Is sound henceforth inseparable from our sense of home? In a shifting field of aesthetics and affect, sound has impact on subjectivity, consciousness, relationality, attentiveness, and therefore it has ramifications for ethics and politics.
This proposed project is a critical intervention in the fields of comparative literature, aesthetics, and postcolonialism. While sound has been long studied in relation to music, cinema, whether for strategy or benefit, its emotional, ethical, and political impact is less attended to in contexts which stage shifting power.
For the future to be our "home," it would require fundamental capacities, “the individual’s ability to imagine, intend, promise, and construct a future,” writes Shoshana Zuboff. (Zuboff, 4, 20) Sound, in its force and intensity has impact on those very capacities, on the individual and collective possibilities. The possibility of a future cannot be imagined without that of home. Evoking fundamentals necessary to human emancipation, artworks preoccupied with a sense of “future” and “home” interrogate its possibility as “mastery, voice, relationship, and sanctuary: part freedom, part flourishing...part refuge, part prospect.” (Zuboff, 5)

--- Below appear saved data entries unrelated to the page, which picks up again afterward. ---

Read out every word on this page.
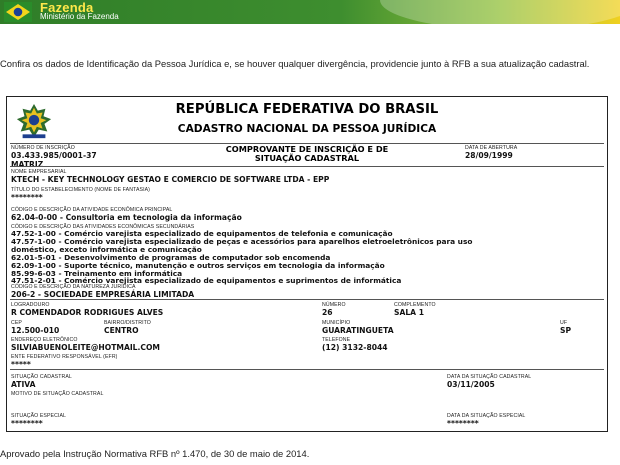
Fazenda
Ministério da Fazenda
Confira os dados de Identificação da Pessoa Jurídica e, se houver qualquer divergência, providencie junto à RFB a sua atualização cadastral.
REPÚBLICA FEDERATIVA DO BRASIL
CADASTRO NACIONAL DA PESSOA JURÍDICA
NÚMERO DE INSCRIÇÃO
03.433.985/0001-37
MATRIZ
COMPROVANTE DE INSCRIÇÃO E DE
SITUAÇÃO CADASTRAL
DATA DE ABERTURA
28/09/1999
NOME EMPRESARIAL
KTECH - KEY TECHNOLOGY GESTAO E COMERCIO DE SOFTWARE LTDA - EPP
TÍTULO DO ESTABELECIMENTO (NOME DE FANTASIA)
********
CÓDIGO E DESCRIÇÃO DA ATIVIDADE ECONÔMICA PRINCIPAL
62.04-0-00 - Consultoria em tecnologia da informação
CÓDIGO E DESCRIÇÃO DAS ATIVIDADES ECONÔMICAS SECUNDÁRIAS
47.52-1-00 - Comércio varejista especializado de equipamentos de telefonia e comunicação
47.57-1-00 - Comércio varejista especializado de peças e acessórios para aparelhos eletroeletrônicos para uso
doméstico, exceto informática e comunicação
62.01-5-01 - Desenvolvimento de programas de computador sob encomenda
62.09-1-00 - Suporte técnico, manutenção e outros serviços em tecnologia da informação
85.99-6-03 - Treinamento em informática
47.51-2-01 - Comércio varejista especializado de equipamentos e suprimentos de informática
CÓDIGO E DESCRIÇÃO DA NATUREZA JURÍDICA
206-2 - SOCIEDADE EMPRESÁRIA LIMITADA
LOGRADOURO
R COMENDADOR RODRIGUES ALVES
NÚMERO
26
COMPLEMENTO
SALA 1
CEP
12.500-010
BAIRRO/DISTRITO
CENTRO
MUNICÍPIO
GUARATINGUETA
UF
SP
ENDEREÇO ELETRÔNICO
SILVIABUENOLEITE@HOTMAIL.COM
TELEFONE
(12) 3132-8044
ENTE FEDERATIVO RESPONSÁVEL (EFR)
*****
SITUAÇÃO CADASTRAL
ATIVA
DATA DA SITUAÇÃO CADASTRAL
03/11/2005
MOTIVO DE SITUAÇÃO CADASTRAL
SITUAÇÃO ESPECIAL
********
DATA DA SITUAÇÃO ESPECIAL
********
Aprovado pela Instrução Normativa RFB nº 1.470, de 30 de maio de 2014.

Considering the poetry of Mahmoud Darwish and Assia Djebar as well as the videography of Larissa Sansour, I ask the following questions: What are the present conditions of sound in relation to how a place is lived? How does sound, when it issues from conditions of violence, become a mode of control, depersonalization? Will a regime of soundscape in global sites of conflict supersede a “politics of listening” or “the permission to narrate”? How does sound then is marshalled in these artworks to address and withstand a regime of the carceral?